All of those promises and coaching’s that come from places like the prosperity gospel or the new Apostolic reformation are Jesus plus movements.
And they are really roads that lead away from the gospel.
There’s a lot of excitement behind them because they are flashy and there are a lot of promises, things like money, power, healing, being taken to a higher plane with your spirituality,
but like ALL the work that we do ON OUR OWN they are going to disappoint us,
they are going to confuse us,
and they are ultimately going to leave us empty because when we try and top Jesus what we are saying in the words of Paul is “ then Christ died for nothing”.
Think about it this way when we add anything on to the gospel we are saying that Christ’s death wasn’t enough.
And now we are right back to a works based religion
Paul reminds his audience that God’s people couldn’t even keep the law and so how in the world would we expect anyone else to be able to do that any better.
Jesus is enough.
So when we talk to our friends and they have questions about this Christianity thing.

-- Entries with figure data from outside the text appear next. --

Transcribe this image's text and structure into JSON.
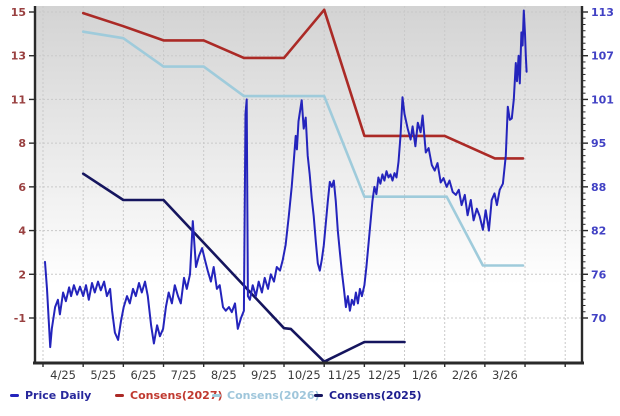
{
  "chart_data": {
    "type": "line",
    "title": "",
    "x_note": "x = months since 2025-04-01; price on right axis, consensus estimates on left axis",
    "x_axis": {
      "labels": [
        "4/25",
        "5/25",
        "6/25",
        "7/25",
        "8/25",
        "9/25",
        "10/25",
        "11/25",
        "12/25",
        "1/26",
        "2/26",
        "3/26"
      ],
      "color": "#3a3a3a"
    },
    "left_axis": {
      "ticks": [
        15,
        13,
        11,
        8,
        6,
        4,
        2,
        -1
      ],
      "color": "#994040"
    },
    "right_axis": {
      "ticks": [
        113,
        107,
        101,
        95,
        88,
        82,
        76,
        70
      ],
      "color": "#4141c4"
    },
    "grid_color": "#c9c9c9",
    "axis_frame_color": "#2a2a2a",
    "bg_gradient_top": "#d3d3d3",
    "bg_gradient_bottom": "#ffffff",
    "series": [
      {
        "name": "Price Daily",
        "axis": "right",
        "color": "#2424bc",
        "text_color": "#28289c",
        "points": [
          [
            0.05,
            77.7
          ],
          [
            0.1,
            74
          ],
          [
            0.14,
            70
          ],
          [
            0.18,
            66
          ],
          [
            0.22,
            68.5
          ],
          [
            0.3,
            71.5
          ],
          [
            0.37,
            72.5
          ],
          [
            0.42,
            70.5
          ],
          [
            0.5,
            73.5
          ],
          [
            0.57,
            72.3
          ],
          [
            0.65,
            74.2
          ],
          [
            0.7,
            73
          ],
          [
            0.77,
            74.5
          ],
          [
            0.85,
            73.2
          ],
          [
            0.92,
            74.3
          ],
          [
            1.0,
            73
          ],
          [
            1.07,
            74.5
          ],
          [
            1.14,
            72.5
          ],
          [
            1.22,
            74.8
          ],
          [
            1.29,
            73.5
          ],
          [
            1.37,
            75
          ],
          [
            1.44,
            73.8
          ],
          [
            1.52,
            75
          ],
          [
            1.59,
            73
          ],
          [
            1.67,
            74
          ],
          [
            1.72,
            71
          ],
          [
            1.79,
            68
          ],
          [
            1.87,
            67
          ],
          [
            1.94,
            69.5
          ],
          [
            2.01,
            71.5
          ],
          [
            2.09,
            73
          ],
          [
            2.16,
            72
          ],
          [
            2.24,
            74
          ],
          [
            2.31,
            73
          ],
          [
            2.39,
            74.8
          ],
          [
            2.46,
            73.5
          ],
          [
            2.54,
            75
          ],
          [
            2.61,
            73
          ],
          [
            2.69,
            69
          ],
          [
            2.76,
            66.5
          ],
          [
            2.84,
            69
          ],
          [
            2.91,
            67.5
          ],
          [
            2.99,
            68.5
          ],
          [
            3.06,
            71.5
          ],
          [
            3.13,
            73.5
          ],
          [
            3.21,
            72
          ],
          [
            3.28,
            74.5
          ],
          [
            3.36,
            73
          ],
          [
            3.43,
            72
          ],
          [
            3.51,
            75.5
          ],
          [
            3.58,
            74
          ],
          [
            3.66,
            76
          ],
          [
            3.73,
            83.3
          ],
          [
            3.81,
            77
          ],
          [
            3.88,
            78.5
          ],
          [
            3.96,
            79.6
          ],
          [
            4.03,
            78
          ],
          [
            4.1,
            76.5
          ],
          [
            4.18,
            75
          ],
          [
            4.25,
            77
          ],
          [
            4.33,
            74
          ],
          [
            4.4,
            74.5
          ],
          [
            4.48,
            71.5
          ],
          [
            4.55,
            71
          ],
          [
            4.63,
            71.5
          ],
          [
            4.7,
            70.8
          ],
          [
            4.78,
            72
          ],
          [
            4.85,
            68.5
          ],
          [
            4.93,
            70
          ],
          [
            5.0,
            71
          ],
          [
            5.04,
            99
          ],
          [
            5.07,
            101
          ],
          [
            5.1,
            73
          ],
          [
            5.15,
            72.5
          ],
          [
            5.22,
            74.5
          ],
          [
            5.3,
            73
          ],
          [
            5.37,
            75
          ],
          [
            5.45,
            73.5
          ],
          [
            5.52,
            75.5
          ],
          [
            5.6,
            74
          ],
          [
            5.67,
            76
          ],
          [
            5.75,
            75
          ],
          [
            5.82,
            77
          ],
          [
            5.9,
            76.5
          ],
          [
            5.97,
            78
          ],
          [
            6.04,
            80
          ],
          [
            6.12,
            84
          ],
          [
            6.19,
            88
          ],
          [
            6.24,
            92
          ],
          [
            6.29,
            96
          ],
          [
            6.32,
            94
          ],
          [
            6.36,
            98
          ],
          [
            6.44,
            100.9
          ],
          [
            6.49,
            97
          ],
          [
            6.54,
            98.5
          ],
          [
            6.59,
            93
          ],
          [
            6.64,
            90
          ],
          [
            6.69,
            86.5
          ],
          [
            6.74,
            84
          ],
          [
            6.79,
            80.5
          ],
          [
            6.84,
            77.5
          ],
          [
            6.89,
            76.5
          ],
          [
            6.94,
            78
          ],
          [
            6.99,
            80
          ],
          [
            7.04,
            83
          ],
          [
            7.09,
            86
          ],
          [
            7.14,
            88.8
          ],
          [
            7.19,
            88
          ],
          [
            7.24,
            89
          ],
          [
            7.29,
            86
          ],
          [
            7.34,
            82
          ],
          [
            7.39,
            79
          ],
          [
            7.44,
            76.3
          ],
          [
            7.49,
            74
          ],
          [
            7.54,
            71.5
          ],
          [
            7.59,
            73
          ],
          [
            7.64,
            71
          ],
          [
            7.69,
            72.5
          ],
          [
            7.74,
            71.8
          ],
          [
            7.79,
            73.5
          ],
          [
            7.84,
            72
          ],
          [
            7.89,
            74
          ],
          [
            7.94,
            73
          ],
          [
            8.0,
            74.5
          ],
          [
            8.05,
            77
          ],
          [
            8.1,
            80
          ],
          [
            8.15,
            83
          ],
          [
            8.2,
            86
          ],
          [
            8.25,
            88
          ],
          [
            8.3,
            87
          ],
          [
            8.35,
            89.5
          ],
          [
            8.4,
            88.5
          ],
          [
            8.45,
            90
          ],
          [
            8.5,
            89
          ],
          [
            8.55,
            90.5
          ],
          [
            8.6,
            89.5
          ],
          [
            8.65,
            90
          ],
          [
            8.7,
            89
          ],
          [
            8.75,
            90.2
          ],
          [
            8.8,
            89.5
          ],
          [
            8.85,
            92
          ],
          [
            8.9,
            96
          ],
          [
            8.95,
            101.3
          ],
          [
            9.0,
            99
          ],
          [
            9.08,
            97
          ],
          [
            9.15,
            95.5
          ],
          [
            9.2,
            97.3
          ],
          [
            9.27,
            94.5
          ],
          [
            9.33,
            97.8
          ],
          [
            9.4,
            96.5
          ],
          [
            9.45,
            98.8
          ],
          [
            9.53,
            93.5
          ],
          [
            9.6,
            94.2
          ],
          [
            9.68,
            91.5
          ],
          [
            9.75,
            90.6
          ],
          [
            9.82,
            91.8
          ],
          [
            9.9,
            88.7
          ],
          [
            9.97,
            89.4
          ],
          [
            10.05,
            88
          ],
          [
            10.12,
            89
          ],
          [
            10.2,
            87.3
          ],
          [
            10.28,
            86.9
          ],
          [
            10.35,
            87.6
          ],
          [
            10.42,
            85.5
          ],
          [
            10.5,
            86.9
          ],
          [
            10.57,
            84.1
          ],
          [
            10.65,
            86.2
          ],
          [
            10.72,
            83.4
          ],
          [
            10.8,
            85
          ],
          [
            10.87,
            84
          ],
          [
            10.95,
            82.1
          ],
          [
            11.02,
            84.8
          ],
          [
            11.1,
            82
          ],
          [
            11.17,
            86.2
          ],
          [
            11.24,
            87.1
          ],
          [
            11.3,
            85.5
          ],
          [
            11.37,
            87.6
          ],
          [
            11.45,
            88.5
          ],
          [
            11.52,
            93
          ],
          [
            11.57,
            100
          ],
          [
            11.62,
            98.2
          ],
          [
            11.67,
            98.4
          ],
          [
            11.72,
            101
          ],
          [
            11.77,
            106
          ],
          [
            11.8,
            103.5
          ],
          [
            11.84,
            107
          ],
          [
            11.87,
            103.2
          ],
          [
            11.91,
            110.2
          ],
          [
            11.94,
            108.4
          ],
          [
            11.97,
            113.2
          ],
          [
            12.0,
            110
          ],
          [
            12.02,
            107
          ],
          [
            12.04,
            104.8
          ]
        ]
      },
      {
        "name": "Consens(2027)",
        "axis": "left",
        "color": "#ab2a26",
        "text_color": "#c0392f",
        "points": [
          [
            1.0,
            14.95
          ],
          [
            2.0,
            14.35
          ],
          [
            3.0,
            13.7
          ],
          [
            4.0,
            13.7
          ],
          [
            5.0,
            12.9
          ],
          [
            6.0,
            12.9
          ],
          [
            7.0,
            15.1
          ],
          [
            8.0,
            8.5
          ],
          [
            10.0,
            8.5
          ],
          [
            11.25,
            7.3
          ],
          [
            11.95,
            7.3
          ]
        ]
      },
      {
        "name": "Consens(2026)",
        "axis": "left",
        "color": "#9fcbdb",
        "text_color": "#9fc6db",
        "points": [
          [
            1.0,
            14.1
          ],
          [
            2.0,
            13.8
          ],
          [
            3.0,
            12.5
          ],
          [
            4.0,
            12.5
          ],
          [
            5.0,
            11.15
          ],
          [
            7.0,
            11.15
          ],
          [
            8.0,
            5.55
          ],
          [
            10.05,
            5.55
          ],
          [
            10.95,
            2.4
          ],
          [
            11.95,
            2.4
          ]
        ]
      },
      {
        "name": "Consens(2025)",
        "axis": "left",
        "color": "#15155e",
        "text_color": "#1e1e8f",
        "points": [
          [
            1.0,
            6.6
          ],
          [
            2.0,
            5.4
          ],
          [
            3.0,
            5.4
          ],
          [
            6.0,
            -1.7
          ],
          [
            6.17,
            -1.75
          ],
          [
            7.0,
            -4.0
          ],
          [
            8.0,
            -2.65
          ],
          [
            9.0,
            -2.65
          ]
        ]
      }
    ],
    "legend_order": [
      0,
      1,
      2,
      3
    ]
  }
}
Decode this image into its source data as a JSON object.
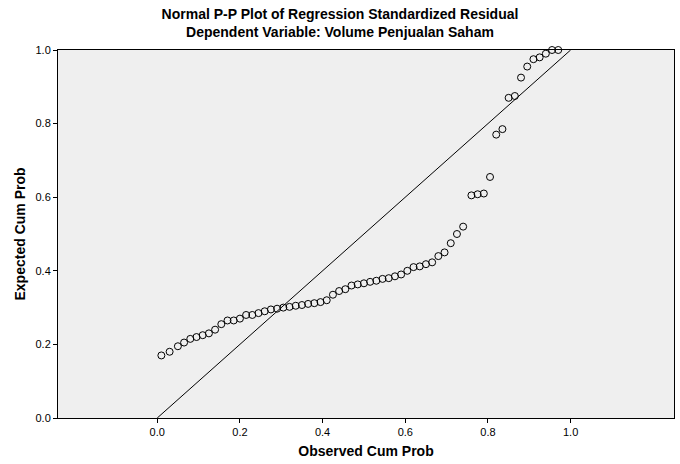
{
  "chart_data": {
    "type": "scatter",
    "title": "Normal P-P Plot of Regression Standardized Residual",
    "subtitle": "Dependent Variable: Volume Penjualan Saham",
    "x_label": "Observed Cum Prob",
    "y_label": "Expected Cum Prob",
    "xlim": [
      -0.24,
      1.25
    ],
    "ylim": [
      0,
      1
    ],
    "xticks": [
      {
        "value": 0,
        "label": "0.0"
      },
      {
        "value": 0.2,
        "label": "0.2"
      },
      {
        "value": 0.4,
        "label": "0.4"
      },
      {
        "value": 0.6,
        "label": "0.6"
      },
      {
        "value": 0.8,
        "label": "0.8"
      },
      {
        "value": 1,
        "label": "1.0"
      }
    ],
    "yticks": [
      {
        "value": 0,
        "label": "0.0"
      },
      {
        "value": 0.2,
        "label": "0.2"
      },
      {
        "value": 0.4,
        "label": "0.4"
      },
      {
        "value": 0.6,
        "label": "0.6"
      },
      {
        "value": 0.8,
        "label": "0.8"
      },
      {
        "value": 1,
        "label": "1.0"
      }
    ],
    "grid": false,
    "series": [
      {
        "type": "scatter",
        "marker": "circle-open",
        "color": "#000000",
        "x": [
          0.01,
          0.03,
          0.05,
          0.065,
          0.08,
          0.095,
          0.11,
          0.125,
          0.14,
          0.155,
          0.17,
          0.185,
          0.2,
          0.215,
          0.23,
          0.245,
          0.26,
          0.275,
          0.29,
          0.305,
          0.32,
          0.335,
          0.35,
          0.365,
          0.38,
          0.395,
          0.41,
          0.425,
          0.44,
          0.455,
          0.47,
          0.485,
          0.5,
          0.515,
          0.53,
          0.545,
          0.56,
          0.575,
          0.59,
          0.605,
          0.62,
          0.635,
          0.65,
          0.665,
          0.68,
          0.695,
          0.71,
          0.725,
          0.74,
          0.76,
          0.775,
          0.79,
          0.805,
          0.82,
          0.835,
          0.85,
          0.865,
          0.88,
          0.895,
          0.91,
          0.925,
          0.94,
          0.955,
          0.97
        ],
        "values": [
          0.17,
          0.18,
          0.195,
          0.205,
          0.215,
          0.22,
          0.225,
          0.23,
          0.24,
          0.255,
          0.265,
          0.265,
          0.27,
          0.28,
          0.28,
          0.285,
          0.29,
          0.295,
          0.297,
          0.3,
          0.302,
          0.305,
          0.307,
          0.31,
          0.312,
          0.315,
          0.32,
          0.335,
          0.345,
          0.35,
          0.36,
          0.363,
          0.366,
          0.37,
          0.373,
          0.378,
          0.38,
          0.385,
          0.39,
          0.4,
          0.41,
          0.412,
          0.418,
          0.423,
          0.44,
          0.45,
          0.475,
          0.5,
          0.52,
          0.605,
          0.608,
          0.61,
          0.655,
          0.77,
          0.785,
          0.87,
          0.875,
          0.925,
          0.955,
          0.975,
          0.98,
          0.99,
          1.0,
          1.0
        ]
      },
      {
        "type": "line",
        "line_style": "solid",
        "color": "#000000",
        "x": [
          0,
          1
        ],
        "values": [
          0,
          1
        ]
      }
    ]
  }
}
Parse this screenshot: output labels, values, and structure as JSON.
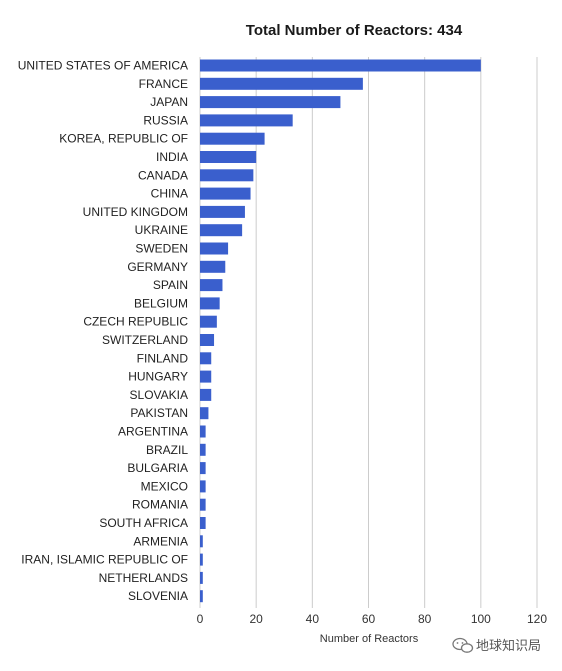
{
  "chart_data": {
    "type": "bar",
    "orientation": "horizontal",
    "title": "Total Number of Reactors: 434",
    "xlabel": "Number of Reactors",
    "ylabel": "",
    "xlim": [
      0,
      120
    ],
    "xticks": [
      0,
      20,
      40,
      60,
      80,
      100,
      120
    ],
    "grid": true,
    "bar_color": "#3a5fcd",
    "categories": [
      "UNITED STATES OF AMERICA",
      "FRANCE",
      "JAPAN",
      "RUSSIA",
      "KOREA, REPUBLIC OF",
      "INDIA",
      "CANADA",
      "CHINA",
      "UNITED KINGDOM",
      "UKRAINE",
      "SWEDEN",
      "GERMANY",
      "SPAIN",
      "BELGIUM",
      "CZECH REPUBLIC",
      "SWITZERLAND",
      "FINLAND",
      "HUNGARY",
      "SLOVAKIA",
      "PAKISTAN",
      "ARGENTINA",
      "BRAZIL",
      "BULGARIA",
      "MEXICO",
      "ROMANIA",
      "SOUTH AFRICA",
      "ARMENIA",
      "IRAN, ISLAMIC REPUBLIC OF",
      "NETHERLANDS",
      "SLOVENIA"
    ],
    "values": [
      100,
      58,
      50,
      33,
      23,
      20,
      19,
      18,
      16,
      15,
      10,
      9,
      8,
      7,
      6,
      5,
      4,
      4,
      4,
      3,
      2,
      2,
      2,
      2,
      2,
      2,
      1,
      1,
      1,
      1
    ]
  },
  "watermark": {
    "text": "地球知识局",
    "icon": "wechat-icon"
  }
}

We tell them about Jesus, - his life, his promises, the cross, the resurrection, and that He did all of that for them as well.
We don’t saddle them with rules,
we don’t saddle them with making immediate lifestyle changes before they can come to Jesus.
We don’t confuse them with our preferences or our routines and practices.
We give them the hope that only comes through Jesus and we say that that hope was meant for them as well.
When they decide to follow Jesus then the transformation starts to happen and the Holy Spirit begins working in their lives.
This is the season of hope.
This is the season where the world is focused on the birthday of Jesus, even if they aren’t focused on Jesus’ birth.
What a wonderful time to share the good news that we have experienced through Jesus’ life, his death, his resurrection from the dead, and now our security because he is King.
End Big!
Questions
Let me leave you with a few questions:
What are the things that you might be adding to the simple message of the Gospel?
In what ways might you be trying to generate a life that is pleasing to God, when in reality God already sees you through the lens of Jesus?
If the Gospel is a simple message then maybe we need to be more focused on simplicity. In what simple ways could you share the love of Jesus this holiday season?